Commander William Lewis Herndon (25 October 1813 - 12 September 1857) was one of the United States Navy's outstanding explorers and seamen. In 1851 he led a United States expedition to the Valley of the Amazon, and prepared a report published in 1854 and distributed widely as Exploration of the Valley of the Amazon.
He was noted especially for ensuring the rescue of 152 women and children when commanding the commercial mail steamer Central America in September 1857. During a three-day hurricane off the coast of North Carolina, the ship lost power. Herndon arranged for getting some women and children safely off the ship to another vessel. With no way to save the ship, Herndon chose to stay with more than 400 passengers and crew who drowned as the ship sank off Cape Hatteras on September 12. It was the largest loss of life in a commercial ship disaster in United States history.

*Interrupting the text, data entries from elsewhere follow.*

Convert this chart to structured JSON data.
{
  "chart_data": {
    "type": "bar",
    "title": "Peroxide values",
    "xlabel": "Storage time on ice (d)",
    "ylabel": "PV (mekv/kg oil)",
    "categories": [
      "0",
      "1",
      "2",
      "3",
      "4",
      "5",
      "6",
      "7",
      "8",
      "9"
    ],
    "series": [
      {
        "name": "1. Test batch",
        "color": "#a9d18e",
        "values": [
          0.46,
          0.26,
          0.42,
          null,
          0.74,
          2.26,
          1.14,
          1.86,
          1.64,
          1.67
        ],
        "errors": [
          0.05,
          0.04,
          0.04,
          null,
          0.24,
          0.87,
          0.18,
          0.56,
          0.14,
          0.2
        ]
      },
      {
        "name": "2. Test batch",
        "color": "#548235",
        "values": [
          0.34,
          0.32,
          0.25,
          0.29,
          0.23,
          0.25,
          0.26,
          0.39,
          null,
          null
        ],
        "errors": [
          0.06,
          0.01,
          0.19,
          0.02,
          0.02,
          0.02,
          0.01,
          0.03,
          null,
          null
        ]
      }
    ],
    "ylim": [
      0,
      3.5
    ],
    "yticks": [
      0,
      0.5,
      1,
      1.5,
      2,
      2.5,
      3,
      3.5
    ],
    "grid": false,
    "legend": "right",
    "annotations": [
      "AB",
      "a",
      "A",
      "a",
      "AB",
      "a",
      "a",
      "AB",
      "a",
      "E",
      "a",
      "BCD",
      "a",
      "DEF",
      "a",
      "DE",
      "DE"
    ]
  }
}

William Lewis Herndon was born in Fredericksburg, Virginia. He married Frances Elizabeth Hansborough and they had a daughter, Ellen Lewis Herndon (future wife of Chester A. Arthur), born in Culpeper Court House, Virginia. His great-niece was the novelist Lucy Herndon Crockett.
Herndon was appointed midshipman on 1 November 1828. He was promoted to passed midshipman in 1834 and lieutenant in 1841. He cruised in Pacific, South American, Mediterranean, and Gulf waters from then until 1842.
From 1842 to 1846, Herndon served in the Depot of Charts and Instruments of the US Naval Observatory with his first cousin and brother-in-law, Matthew Fontaine Maury. They prepared oceanographic charts and performed other scientific work invaluable to the safe and accurate navigation of the seas.
In 1851 Herndon headed an expedition exploring the Valley of the Amazon, a vast area uncharted by Europeans, although inhabited for thousands of years by numerous tribes of indigenous peoples. The purpose of the expedition was to ascertain the commercial resources and potential of the valley. Departing Lima, Peru, 21 May 1851, Herndon, in the company of Lieutenant Lardner Gibbon and five other men, pressed into the jungles. After crossing the Cordilleras, Gibbon separated to explore the Bolivian tributaries of the Amazon while Herndon continued to explore the main trunk. After a journey of 4,366 miles, which took him through the wilderness from sea level to heights of 16,199 feet, Herndon reached the city of Pará, Brazil on 11 April 1852.
On 26 January 1853, Herndon submitted an encyclopedic and illustrated 414-page report to the Secretary of the Navy John P. Kennedy. The report was published by the Navy in 1854 as Exploration of the Valley of the Amazon. The Navy ordered "10,000 additional copies be printed for the use of the Senate." It was circulated extensively, and cited in works on ethnology and natural history.
After two years of active service on Potomac and San Jacinto, Herndon was assigned in 1855 as commander of the Atlantic Mail Steamship Company steamer SS Central America, on the New York to Aspinwall, Panama, run. Navy captains were assigned to command the mail steamers on the Atlantic and Pacific runs; the ships were operated and maintained by companies under contract to the federal government. At the time, such mail steamers transported large quantities of gold from the California gold fields to cities on the East Coast and the US Mint in Philadelphia. (Central America had recently been renamed from George Law. Aspinwall was an English name for Colón, Panama.)
Herndon was carrying perhaps 15 tons of gold (then worth $2,000,000) and 474 passengers, many of whom were from California and were returning to the East Coast, as well as 101 crew members. A few days after leaving Cuba on 7 September 1857, the ship encountered a three-day hurricane off Cape Hatteras. The hurricane steadily increased in force. By 12 September, the Central America was shipping water through several leaks due to the ship's lack of water-tight bulkheads and general unseaworthiness. Water in her hold put out her boiler fires, eliminating steam for propulsion pumps.
Herndon recognized that his ship was doomed; he flew its flag upside down as a distress signal in hopes another ship would see them. At 2 p.m., the West Indian brig Marine arrived to help take passengers from the stricken steamer. It did not have room to take on all of the passengers and crew. Commander Herndon supervised the difficult loading of women and children into lifeboats to transfer to the Marine. He gave one of the women passengers his watch to send to his wife, saying that he could not leave the ship while there was a soul on board. Most of the women and children reached safety on the Marine. Herndon's concern for his passengers and crew helped save 152 of the 575 people on board.
Men on the Central America tried to break up wooden parts to use as floats, in hopes of surviving the sinking. Some were rescued later by passing vessels, but most of the 423 persons on board died in what was the largest loss of life for a commercial ship in United States history. Survivors of the disaster reported last seeing Commander Herndon in full uniform, standing by the wheelhouse with his hand on the rail, hat off and in his hand, with his head bowed in prayer as the ship gave a lurch and went down.
The ship disaster and loss of so much gold, which banks still depended on, contributed to the financial Panic of 1857 in the United States.
The wreckage of the ship was discovered in a 1987 treasure recovery expedition.